Delegierte versichern uns: Es wurden wichtige Diskussionen zur Auslotung aller Positionen geführt (in sogenannten spin-offs) und man könne nun endlich voran gehen (mit sogenannten bridging-proposals und einem Mandat zur Erstellung eines klareren Textvorschlags). Kommt einem das bekannt vor? — Ja! Wird es ähnlich auf der nächsten Zwischenverhandlung im Oktober sein? – Wahrscheinlich.
Es ist schwer vermittelbar, dass es mehr als 15 Jahre braucht, die zwischen dem ersten Klimavertrag und heute liegen, um notwendiges diplomatisches Vertrauen und Wissen aufzubauen, damit nun endlich so richtig vorangegangen werden kann. Im Prinzip werkelt man seit geraumer Zeit an einer immer länger werdenden Wunschliste (sogenannter Geneva-Text) mit verschiedenen, höchst widersprüchlichen Optionen und niemand, weder die Vorsitzenden der Verhandlungen, noch die Staaten trauen sich Teile dieser Wunschliste zu streichen. Dabei wäre dies dringend notwendig, denn die politischen Entscheidungsträger in Paris werden nur fähig sein, sich zu einigen, wenn zwei bis drei Optionen auf dem Tisch liegen, nicht 11 mit noch strittigen Formulierungen. Diese Lethargie mag vor allem mit den schlechten Erfahrungen der Kopenhagen Verhandlungen zusammenhängen, in der es eine deutliche längere Wunschliste gab und die Verhandlungen schlussendlich scheiterten. Daher möchte man diesmal alles richtig machen und berücksichtigen, aber tut dies in einer Gelassenheit, die wieder einmal den notwendigen Erfolg gefährdet. Man kann sich das wie eine große WG vorstellen, die seit mehreren Jahren endlich mal gerne die Wohnung putzen möchte und doch nur darüber diskutiert, wie man eine Entscheidung über die Aufgabenverteilung organisieren könnte und dazu noch eifrig Testberichte über Putzmittel liest. Und wie das nun mal so ist, häuft sich der Dreck an, aber nicht bei allen Mitbewohnern gleich, sondern eigentlich nur bei denen die gerne Putzen würden, aber nicht können.
Realtalk: Die in den Hauptstädten diskutierten und auf informellen Ministertreffen angepassten Positionen der einzelnen Länder werden wohl frühestens in Paris und hoffentlich nicht in der letzten Nacht der Verhandlungen auf den Tisch kommen. Die zentralen Punkte tauchen aber nun doch so langsam aus dem Formulierungsdschungel auf. Demnach werden die Knackpunkte wohl in der Formulierung des Langfristziels, eines dazu gehörigen Überprüfungs- sowie Ambitionsmechanismus und der Klimafinanzierung liegen.
Die Klimafinanzierungssitzungen sind ein Trauerspiel.
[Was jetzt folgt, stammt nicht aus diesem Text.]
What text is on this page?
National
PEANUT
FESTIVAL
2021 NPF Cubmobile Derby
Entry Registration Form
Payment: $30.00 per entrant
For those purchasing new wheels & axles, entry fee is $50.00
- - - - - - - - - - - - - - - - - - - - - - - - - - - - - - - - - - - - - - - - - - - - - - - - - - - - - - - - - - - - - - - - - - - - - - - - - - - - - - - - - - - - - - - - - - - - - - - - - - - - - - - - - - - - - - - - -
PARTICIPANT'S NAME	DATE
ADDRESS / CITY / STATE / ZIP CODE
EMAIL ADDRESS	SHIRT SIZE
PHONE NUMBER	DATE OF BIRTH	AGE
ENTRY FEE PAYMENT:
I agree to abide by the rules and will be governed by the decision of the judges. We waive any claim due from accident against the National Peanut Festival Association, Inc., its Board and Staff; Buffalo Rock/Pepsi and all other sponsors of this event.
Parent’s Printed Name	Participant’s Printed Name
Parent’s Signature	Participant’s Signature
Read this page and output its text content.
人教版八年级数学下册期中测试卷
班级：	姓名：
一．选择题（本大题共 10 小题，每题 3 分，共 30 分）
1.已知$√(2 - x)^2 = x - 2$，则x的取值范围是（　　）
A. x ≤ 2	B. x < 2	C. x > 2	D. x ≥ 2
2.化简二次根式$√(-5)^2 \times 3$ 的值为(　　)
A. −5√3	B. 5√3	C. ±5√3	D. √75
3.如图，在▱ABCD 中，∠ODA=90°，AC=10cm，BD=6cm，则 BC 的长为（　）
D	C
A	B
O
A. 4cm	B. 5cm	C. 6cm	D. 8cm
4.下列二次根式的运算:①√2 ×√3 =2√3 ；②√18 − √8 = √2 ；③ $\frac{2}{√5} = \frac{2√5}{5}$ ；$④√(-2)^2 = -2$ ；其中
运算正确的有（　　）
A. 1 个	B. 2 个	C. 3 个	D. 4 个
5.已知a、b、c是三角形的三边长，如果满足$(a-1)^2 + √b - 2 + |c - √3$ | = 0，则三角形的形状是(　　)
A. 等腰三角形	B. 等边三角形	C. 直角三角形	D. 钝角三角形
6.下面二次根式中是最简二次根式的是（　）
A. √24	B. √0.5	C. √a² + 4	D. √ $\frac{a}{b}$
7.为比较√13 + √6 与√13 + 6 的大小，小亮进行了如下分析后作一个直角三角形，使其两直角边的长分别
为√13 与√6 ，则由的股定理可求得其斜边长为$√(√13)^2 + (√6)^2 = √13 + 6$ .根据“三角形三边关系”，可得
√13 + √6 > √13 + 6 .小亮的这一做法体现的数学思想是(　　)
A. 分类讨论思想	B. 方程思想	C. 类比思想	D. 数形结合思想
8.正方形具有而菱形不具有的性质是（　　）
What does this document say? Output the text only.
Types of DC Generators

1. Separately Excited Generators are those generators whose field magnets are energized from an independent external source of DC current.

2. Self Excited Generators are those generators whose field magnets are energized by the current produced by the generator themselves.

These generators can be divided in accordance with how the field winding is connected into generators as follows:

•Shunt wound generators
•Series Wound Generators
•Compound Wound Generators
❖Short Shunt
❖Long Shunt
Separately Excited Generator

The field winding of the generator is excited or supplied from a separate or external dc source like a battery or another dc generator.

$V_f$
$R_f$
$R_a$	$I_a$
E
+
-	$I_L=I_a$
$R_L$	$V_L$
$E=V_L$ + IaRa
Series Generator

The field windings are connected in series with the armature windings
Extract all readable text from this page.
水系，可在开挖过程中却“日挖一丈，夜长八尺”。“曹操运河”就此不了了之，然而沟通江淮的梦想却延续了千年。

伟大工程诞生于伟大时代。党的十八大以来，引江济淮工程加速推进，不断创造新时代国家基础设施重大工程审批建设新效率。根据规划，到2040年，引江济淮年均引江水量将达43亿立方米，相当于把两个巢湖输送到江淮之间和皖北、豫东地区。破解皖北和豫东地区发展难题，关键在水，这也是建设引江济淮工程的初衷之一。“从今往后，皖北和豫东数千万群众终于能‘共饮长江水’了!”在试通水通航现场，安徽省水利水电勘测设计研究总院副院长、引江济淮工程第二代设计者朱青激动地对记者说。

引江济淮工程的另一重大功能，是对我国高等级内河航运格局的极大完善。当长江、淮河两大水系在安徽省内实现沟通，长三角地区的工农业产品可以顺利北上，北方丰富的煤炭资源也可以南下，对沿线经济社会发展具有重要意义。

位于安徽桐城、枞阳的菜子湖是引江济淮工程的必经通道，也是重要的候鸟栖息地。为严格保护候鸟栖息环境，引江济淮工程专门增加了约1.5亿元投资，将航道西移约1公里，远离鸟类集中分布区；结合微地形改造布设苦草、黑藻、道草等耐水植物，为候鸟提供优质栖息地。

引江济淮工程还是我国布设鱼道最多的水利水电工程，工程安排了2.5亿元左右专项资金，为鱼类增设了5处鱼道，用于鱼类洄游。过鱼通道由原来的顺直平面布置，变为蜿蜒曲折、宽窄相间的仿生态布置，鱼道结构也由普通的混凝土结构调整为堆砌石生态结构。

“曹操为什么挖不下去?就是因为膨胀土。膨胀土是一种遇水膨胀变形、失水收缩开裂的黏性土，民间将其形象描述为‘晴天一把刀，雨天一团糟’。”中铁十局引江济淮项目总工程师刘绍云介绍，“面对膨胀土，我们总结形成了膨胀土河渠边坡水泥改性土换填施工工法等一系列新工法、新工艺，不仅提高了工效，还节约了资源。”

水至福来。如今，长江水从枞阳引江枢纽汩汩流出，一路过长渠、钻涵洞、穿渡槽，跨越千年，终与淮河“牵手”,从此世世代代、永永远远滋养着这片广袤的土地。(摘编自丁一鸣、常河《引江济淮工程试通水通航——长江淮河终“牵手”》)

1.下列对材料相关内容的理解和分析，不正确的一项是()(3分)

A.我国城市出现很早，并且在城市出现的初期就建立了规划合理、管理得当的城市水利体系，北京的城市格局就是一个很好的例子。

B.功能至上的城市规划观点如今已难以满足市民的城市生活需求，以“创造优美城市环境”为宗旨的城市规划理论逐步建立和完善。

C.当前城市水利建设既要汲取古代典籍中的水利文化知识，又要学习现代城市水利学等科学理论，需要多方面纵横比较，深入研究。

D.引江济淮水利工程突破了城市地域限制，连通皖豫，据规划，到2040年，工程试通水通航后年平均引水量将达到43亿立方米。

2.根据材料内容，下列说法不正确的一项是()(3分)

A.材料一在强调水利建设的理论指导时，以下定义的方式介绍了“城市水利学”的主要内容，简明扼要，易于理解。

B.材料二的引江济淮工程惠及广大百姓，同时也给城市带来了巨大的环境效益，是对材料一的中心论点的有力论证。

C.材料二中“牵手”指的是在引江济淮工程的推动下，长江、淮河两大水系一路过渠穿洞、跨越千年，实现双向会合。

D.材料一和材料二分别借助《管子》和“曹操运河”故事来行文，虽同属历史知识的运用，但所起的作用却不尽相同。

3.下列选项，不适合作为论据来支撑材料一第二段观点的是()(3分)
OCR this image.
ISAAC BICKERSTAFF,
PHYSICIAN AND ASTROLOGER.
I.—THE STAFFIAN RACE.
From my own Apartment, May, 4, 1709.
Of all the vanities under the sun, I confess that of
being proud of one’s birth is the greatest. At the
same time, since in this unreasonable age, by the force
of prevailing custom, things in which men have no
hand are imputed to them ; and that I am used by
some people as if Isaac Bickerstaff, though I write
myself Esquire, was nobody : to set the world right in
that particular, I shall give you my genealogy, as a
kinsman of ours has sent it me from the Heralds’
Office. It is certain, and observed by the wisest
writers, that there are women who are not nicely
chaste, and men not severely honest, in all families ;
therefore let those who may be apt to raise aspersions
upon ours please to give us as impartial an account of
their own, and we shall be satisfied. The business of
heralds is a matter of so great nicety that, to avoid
Es passiert weder prozedural noch substantiell etwas, aber man hält den Schein aufrecht, denn Finanzierungsdelegierte haben mindestens 9 Stunden Sitzung pro Tag.
Im großen zweiten Teil der Verhandlungen, der Minderung, sind indes die Weichen auf ein Langfristziel gestellt. Während bei der Formulierung des Ziels schon der G7-Gipfel seine Vorarbeit leistete konnte man nun auch in Bonn vernehmen, dass es wohl ‚irgendwas zwischen Netto-0-Emissionen und Dekarbonisierung‘ geben wird, entscheidend ist aber eben auch der Zeitraum in dem dieses Ziel erreicht werden soll. Bei dem Ambitionsmechanismus (Überprüfung + eventuelle Steigerung) des Langfristziels wurden hingegen regelrechte Verhandlungen geführt. Nun gut, Delegierte trugen zumindest ihre Meinung vor, anstatt nur über Abläufe zu reden. Es zeichnete sich ab, dass man sich darauf einigen könne, nach regelmäßiger Überprüfung des Langfristziels selbst, zumindest nicht weniger als vorher versprochen zu machen. Mit Blick auf Paris kann man resümierend festhalten, dass im Dezember die internationale Gesellschaft für einen Vertrag klatschen soll, der das 2‑Grad-Ziel verfehlt. Überzeugen möchte man daher mit dem Bau einer langfristigen Architektur, die Ambitionssteigerungen im Klimaschutz vorsieht.